Although the doctrine is intended to protect officers from paying for the damages they cause, he said the result is that officers are more likely to abuse their powers.
“Fiscal concerns are overriding concerns about justice and police accountability,” Cole added.
It’s necessary
Advocates on behalf of police insisted that qualified immunity was necessary for officers to protect the public. Its protections allow officers to make life-or-death decisions in a matter of seconds, they said, and without it, fewer people might be willing to join police forces.
Republicans in Congress have rejected any change to the broad protection afforded to police officers. Sen. Tim Scott, R-S.C., who sponsored his party’s bill, called Democrats’ effort to eliminate qualified immunity a “poison pill.” Republicans’ policing bill would create incentives for departments to use body cameras and ban chokeholds as well as create a system to track misconduct.
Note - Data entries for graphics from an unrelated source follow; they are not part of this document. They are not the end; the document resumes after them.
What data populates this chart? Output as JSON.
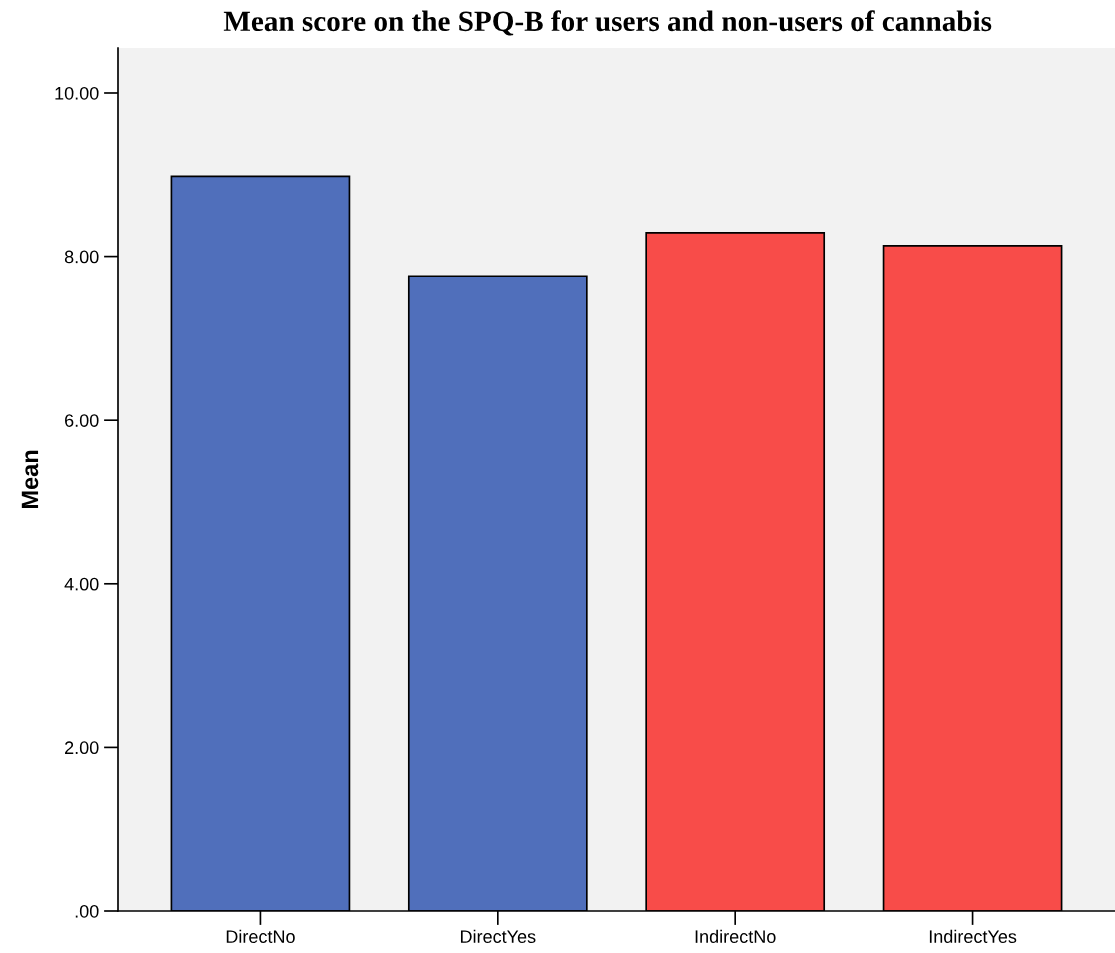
{
  "chart_data": {
    "type": "bar",
    "title": "Mean score on the SPQ-B for users and non-users of cannabis",
    "ylabel": "Mean",
    "categories": [
      "DirectNo",
      "DirectYes",
      "IndirectNo",
      "IndirectYes"
    ],
    "values": [
      8.98,
      7.76,
      8.29,
      8.13
    ],
    "colors": [
      "#506fbb",
      "#506fbb",
      "#f84c49",
      "#f84c49"
    ],
    "ylim": [
      0,
      10.55
    ],
    "yticks": [
      {
        "value": 0,
        "label": ".00"
      },
      {
        "value": 2,
        "label": "2.00"
      },
      {
        "value": 4,
        "label": "4.00"
      },
      {
        "value": 6,
        "label": "6.00"
      },
      {
        "value": 8,
        "label": "8.00"
      },
      {
        "value": 10,
        "label": "10.00"
      }
    ],
    "grid": false,
    "legend": false
  }
}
Sen. Lindsey Graham, RS.C., chairman of the Senate Judiciary Committee, did signal an openness to revisiting the doctrine at a committee meeting last week.
“Maybe there’s something we can do with the concept of qualified immunity that would put more accountability into the agencies that run police departments,” he said.
Another Republican senator, Mike Braun of Indiana, introduced legislation Tuesday that would change how qualified immunity was applied. Under his proposal, officers could claim the protection only under two conditions: when their conduct had been legally authorized or required or if a court found that it did not violate the Constitution or federal laws.
Wayne Jones’ family won a small victory this month when the 4th U.S. Circuit Court of Appeals ruled that the officers involved in his killing could not claim qualified immunity. Noting that the FBI had just begun investigating Floyd’s killing, the court wrote, “This has to stop.”
Jones’ relatives are awaiting a decision from the West Virginia Supreme Court about whether they are entitled to see secret testimony given to the grand jury that voted not to indict the officers and whether they are entitled to a new grand jury altogether to investigate the case anew.